My neice as diagnosed with synovial sarcoma three years ago. She is now thirty. Did the t cell trial at MD Anderson. Looked like a miracle for a few months, then it was bag. Tumors are around heart and lung. She went back to Israel with her parents over a year ago and has been on low dose chemo, in and out of the hospital every other week. She recently had another T cell trial which apparently failed because my cousin, herbfather wrote me last night that scans show more tumors and others grown. The doctor told him she only has a few months. Anyone have anything we haven't done or thought of.? The doctors last year at MD Anderson told her she only had a few weeks to live, but the low dose chemo in Israel showed that wasn't true.

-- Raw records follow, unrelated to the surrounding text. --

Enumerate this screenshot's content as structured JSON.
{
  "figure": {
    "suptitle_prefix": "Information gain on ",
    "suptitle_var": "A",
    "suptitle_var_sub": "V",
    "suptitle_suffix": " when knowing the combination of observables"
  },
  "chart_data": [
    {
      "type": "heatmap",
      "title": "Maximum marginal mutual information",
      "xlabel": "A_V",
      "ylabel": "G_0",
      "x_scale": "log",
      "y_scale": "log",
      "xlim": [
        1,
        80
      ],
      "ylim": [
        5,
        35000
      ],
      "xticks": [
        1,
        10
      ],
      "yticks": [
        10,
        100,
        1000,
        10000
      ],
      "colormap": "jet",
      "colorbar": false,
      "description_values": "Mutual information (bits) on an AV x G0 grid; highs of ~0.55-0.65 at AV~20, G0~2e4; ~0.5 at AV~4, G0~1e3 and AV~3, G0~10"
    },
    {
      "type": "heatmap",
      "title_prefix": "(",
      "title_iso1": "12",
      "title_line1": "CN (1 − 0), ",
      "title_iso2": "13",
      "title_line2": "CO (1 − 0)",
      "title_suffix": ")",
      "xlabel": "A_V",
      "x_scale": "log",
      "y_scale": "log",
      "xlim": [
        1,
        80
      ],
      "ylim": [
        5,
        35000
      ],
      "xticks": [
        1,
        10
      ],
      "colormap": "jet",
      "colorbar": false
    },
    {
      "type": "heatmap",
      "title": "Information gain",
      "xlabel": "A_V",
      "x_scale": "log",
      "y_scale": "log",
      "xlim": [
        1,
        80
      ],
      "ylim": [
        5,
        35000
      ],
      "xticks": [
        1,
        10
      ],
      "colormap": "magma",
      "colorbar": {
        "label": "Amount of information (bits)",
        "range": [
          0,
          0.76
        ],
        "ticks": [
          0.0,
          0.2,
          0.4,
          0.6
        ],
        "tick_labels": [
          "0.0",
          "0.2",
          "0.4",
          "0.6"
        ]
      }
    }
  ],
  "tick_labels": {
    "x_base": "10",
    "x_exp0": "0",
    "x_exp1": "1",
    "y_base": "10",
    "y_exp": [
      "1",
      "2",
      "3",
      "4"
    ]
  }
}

If only AI was faster in changing all this.
Any ideas are greatly appreciated. Thanks

Anyone diagnosed with secondary angiosarcoma of the breast?

I was found to have two very rare Uterine Sarcomas with B-HCG marker: leiomyosarcoma (1 in 100,000) and Endometrial Stromal Sarcoma (1 in a million). Lucky me. I’ve done surgery, it came back or never fully gone as my HCG never gone back to normal. PET showed it’s all over “residues” as it was found in nodes after biopsy from Hysterectomy. I’m now looking into the 9 common things people with radical remission have done and the “breathing 42 mins before sunrise” has really reversed my lung deterioration symptoms as it started to itch/cough and I have to sleep seared. I am also using the music and spiritual cleansing or meditation techniques too. I’ll be venturing on alternative meditation or repurposing drugs through Care Oncology promoted in Jane Mclelland’s book on How to Starve your Cancer. All the meanwhile, I’m waiting for more lab results (Next Generation Sequencing) and for UCSF to give me a second opinion. I’m about to explore Mayo Clinic and Sloan Kettering too but not sure how significant their opinions be for these very rare types of cancer. Anyone have advice on using any other place for second opinion or experience with this type of cancer?

Check out books: Radical Remission by Kelly A Turner, PhD (very inspiring stories of people who had stage 4 and survived) with description of common things the 1000 survivors all do. Good luck and continue to find peace and joy!

Mine are uterine (started in the uterus) Sarcoma.

I’m hoping to learn more abt synovial sarcoma. My young adult nephew has been diagnosed. It originated in his arm. He did rounds of chemo and after was in remission. Now he has areas in his lungs. Radiation treatments did not help.

@carol4623. I'm sure you've already seen this information about solitary fibrous tumors from Mayo Clinic, but just in case:
- Solitary fibrous tumor https://www.mayoclinic.org/diseases-conditions/solitary-fibrous-tumors/cdc-20395823

You may also wish to connect with @suemarie3 here:
- Solitary fibrous brain tumor WHO Grade 3. https://connect.mayoclinic.org/discussion/solitary-fibrous-brain-tumor-who-grade-3/

Most solitary fibrous tumors are not cancerous. Has it been determined if your tumor is malignent or benign? What are the next steps?